France | France, Cour administrative d'appel de NANCY, 4ème chambre, 07 novembre 2023, 23NC00357


Vu la procédure suivante :



Procédure contentieuse antérieure :



Mme C... B... a demandé au tribunal administratif de Besançon d'annuler la décision du 7 décembre 2020 par laquelle le ministre de l'intérieur et des outre-mer a rejeté son recours administratif préalable obligatoire formé à l'encontre de la décision du 24 mars 2020 à laquelle s'est substituée la décision du 24 juin 2020 par laquelle le général de division commandant la gendarmerie outre-mer a décidé de la muter d'office à la brigade de proximité de Saint-Hyppolyte

compter du 1er juillet 2020 dans l'intérêt du service.



Par un jugement n° 2100176...

Vu la procédure suivante :

Procédure contentieuse antérieure :

Mme C... B... a demandé au tribunal administratif de Besançon d'annuler la décision du 7 décembre 2020 par laquelle le ministre de l'intérieur et des outre-mer a rejeté son recours administratif préalable obligatoire formé à l'encontre de la décision du 24 mars 2020 à laquelle s'est substituée la décision du 24 juin 2020 par laquelle le général de division commandant la gendarmerie outre-mer a décidé de la muter d'office à la brigade de proximité de Saint-Hyppolyte à compter du 1er juillet 2020 dans l'intérêt du service.

Par un jugement n° 2100176 du 1er décembre 2022, le tribunal administratif de Besançon a, d'une part, annulé la décision du 7 décembre 2020 et, d'autre part, enjoint au ministre de l'intérieur et des outre-mer de réintégrer Mme B... dans l'emploi qu'elle occupait avant l'exécution de cette décision et de reconstituer sa carrière dans un délai de trois mois à compter de la notification de ce jugement.

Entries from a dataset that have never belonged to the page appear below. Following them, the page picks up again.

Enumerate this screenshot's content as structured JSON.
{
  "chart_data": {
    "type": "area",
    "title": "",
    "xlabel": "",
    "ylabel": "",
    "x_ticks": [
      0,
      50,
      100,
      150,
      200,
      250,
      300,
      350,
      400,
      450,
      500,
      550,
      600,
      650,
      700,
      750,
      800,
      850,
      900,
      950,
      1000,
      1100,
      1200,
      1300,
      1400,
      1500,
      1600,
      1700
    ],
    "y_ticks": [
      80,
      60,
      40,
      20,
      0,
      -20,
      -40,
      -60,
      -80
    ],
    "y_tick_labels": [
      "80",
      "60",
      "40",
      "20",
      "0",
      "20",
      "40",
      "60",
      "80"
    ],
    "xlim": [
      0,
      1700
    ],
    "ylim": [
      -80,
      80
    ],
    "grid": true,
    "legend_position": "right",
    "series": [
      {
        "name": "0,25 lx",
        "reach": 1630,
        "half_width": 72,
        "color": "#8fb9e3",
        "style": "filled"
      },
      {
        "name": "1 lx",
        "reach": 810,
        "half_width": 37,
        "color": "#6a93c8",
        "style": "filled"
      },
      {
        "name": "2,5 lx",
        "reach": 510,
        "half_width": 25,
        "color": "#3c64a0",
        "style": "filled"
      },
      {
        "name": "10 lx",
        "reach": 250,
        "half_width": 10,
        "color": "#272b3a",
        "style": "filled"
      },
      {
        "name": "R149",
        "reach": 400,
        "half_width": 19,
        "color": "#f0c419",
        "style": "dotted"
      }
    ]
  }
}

Procédure devant la cour :

Par une requête enregistrée le 1er février 2023, le ministre de l'intérieur et des outre-mer demande à la cour :

1°) d'annuler l'article 1er de ce jugement du tribunal administratif de Besançon du 1er décembre 2022 ;

2°) de rejeter les conclusions d'annulation de la demande de Mme B....

Il soutient que :

- c'est à tort que le tribunal s'est fondé, pour annuler la décision du 7 décembre 2020, sur le moyen tiré de ce qu'elle constituerait une sanction disciplinaire déguisée ;

- la mutation d'office de Mme B... est parfaitement justifiée car elle a été prise dans l'intérêt du service et ne révèle aucune sanction déguisée à l'encontre de celle-ci ;

. c'est en violation des dispositions légales et réglementaires relatives au cumul d'activités et en toute connaissance de cause, qu'elle a créé et exploité une poissonnerie avec son compagnon également gendarme ;

. cette activité et la publicité qui en a été faite, ne permettaient plus de garantir son indépendance et son impartialité dans l'exercice des fonctions de sous-officier de gendarmerie sur le territoire dans lequel elle était affectée ;

. le comportement de Mme B... a porté atteinte à l'honneur et à la dignité de la fonction de gendarme ;

. elle a perdu la confiance de l'autorité judiciaire pour pouvoir continuer à exercer ses fonctions dans le ressort du tribunal de première instance de Nouméa ;

. le maintien dans ses fonctions était de nature à porter atteinte au bon fonctionnement du service ;

. ses deux derniers motifs, à savoir la perte de confiance de l'autorité judiciaire ainsi que l'atteinte à l'image de l'institution, suffisaient à eux seuls à justifier la décision litigieuse ; l'autre motif doit être neutralisé ;

- aucune sanction déguisée n'a été prise à son encontre :

. la procédure de mutation d'office prise dans l'intérêt du service, qui n'est pas une des sanctions disciplinaires énumérées limitativement à l'article L. 4137-2 du code de la défense, a été conduite parallèlement à la procédure disciplinaire qui a donné lieu à un blâme ;

- aucun détournement de pouvoir ne pourra être retenu.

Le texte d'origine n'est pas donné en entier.